How did those cells know to become you and not a tree or an Oldsmobile? And what I really hear is John Glenn, when he looked down at the earth from deep space saying, "It's impossible to look at this and not believe in God."
The first thing I saw after I came to was this huge Lichtenstein pop-art poster. If it had been a Raphael Madonna I might have thought I'd died and gone to heaven. But Lichtenstein? I died and went to the Museum of Modern Art?
It was the recovery room at New York Hospital, I figured that out. There was a clock near the poster and it must've been a big clock because I could read the time without my glasses, 4:25, and I wondered, "Where is everybody?"
Save for some guy at a computer terminal at the opposite end of the room I was the only person there. "I've had the only surgery in New York Hospital?" I thought to myself. "Will they still charge me extra for a private room if I'm the only patient?" I really did think these things.
I was bandaged, belted in, there were tubes coming into my nostrils and clear liquid being pumped into my arm.
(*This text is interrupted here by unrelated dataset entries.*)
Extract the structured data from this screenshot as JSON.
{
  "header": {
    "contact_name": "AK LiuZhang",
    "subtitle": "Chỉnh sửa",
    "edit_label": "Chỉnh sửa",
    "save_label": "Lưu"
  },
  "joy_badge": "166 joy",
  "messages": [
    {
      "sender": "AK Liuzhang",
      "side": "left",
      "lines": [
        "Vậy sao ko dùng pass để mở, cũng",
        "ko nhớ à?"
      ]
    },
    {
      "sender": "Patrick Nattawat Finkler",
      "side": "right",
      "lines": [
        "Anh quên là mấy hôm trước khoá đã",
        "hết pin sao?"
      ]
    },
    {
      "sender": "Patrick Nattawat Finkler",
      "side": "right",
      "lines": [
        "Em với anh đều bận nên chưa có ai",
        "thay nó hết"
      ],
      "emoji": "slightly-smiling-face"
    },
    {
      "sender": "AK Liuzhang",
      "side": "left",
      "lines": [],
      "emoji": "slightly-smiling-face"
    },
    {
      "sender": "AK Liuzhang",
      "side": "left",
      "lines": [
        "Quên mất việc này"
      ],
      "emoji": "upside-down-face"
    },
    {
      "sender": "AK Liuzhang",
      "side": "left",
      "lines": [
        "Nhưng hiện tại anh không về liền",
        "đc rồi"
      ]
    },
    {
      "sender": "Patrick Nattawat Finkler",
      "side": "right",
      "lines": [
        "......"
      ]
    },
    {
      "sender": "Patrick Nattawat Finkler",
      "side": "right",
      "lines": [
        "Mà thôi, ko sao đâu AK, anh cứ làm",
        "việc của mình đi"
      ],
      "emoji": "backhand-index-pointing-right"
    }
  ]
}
I could barely move but I wasn't sure I wanted to. I did wiggle my toes and they wiggled back, which is the reason this book isn't called Where's The Rest of Me.
"Hey," I shouted at the guy at the computer terminal, "where is everybody?"
Where, I wondered, was my wife, Ena? My cousin Ronnie the Doctor, an LA gastrointerologist who flew to New York to make sure they took good care of me? My friend Jerry Imber, a plastic surgeon on the staff of New York Hospital who promised to come by and make sure the scar didn't show.
"I'll tell 'em you're up," he said.
"My wife should be in the next room," I said. One of my first wife, Jane's, memories coming out of brain surgery twenty years before in this same hospital was hearing the recovery room nurses buzzing about Joel Siegel waiting in the hallway. Three years later Jane would die in this hospital, too, when her tumor came back. I tried not to think about that.
"Nobody waiting," the guy grumbled and went back to his book.
He could have told me it was 4:25 in the morning.
I'd gone in at 7, the morning before, for what was supposed to be routine colon cancer surgery. Snip out the bad stuff, check the nodes, glue the two pieces of the colon together, and he goes home in a few days as good as new.
Ena and Ronnie and Imber had been there, waiting, at 5 in the afternoon when my surgeon stumbled in, stoop shouldered and exhausted, after six hours of surgery.
The lesion was on the cusp between the colon and the rectum. There was barely enough tissue left to staple the clean ends together. To give me time to heal he had to, as they say, cut me a new asshole, a temporary colostomy two inches due right of my belly-button. There were nodes, evidence that cancer cells had escaped the initial site and might have been and probably were roaming through my vital organs, looking for a vacancy sign. If these cells grow and metastasize, the cancer would then spread, most likely to my lungs, my liver or my brain. Cancer metastasizes in organs that use a lot of blood; the lungs, the liver and the brain fill the bill. The heart isn't an organ, it's a muscle, which is why we're spared heart cancer. Chemotherapy and radiation are the guns oncologists use to kill these rogue cells to keep them from spreading and, suddenly, things weren't so simple.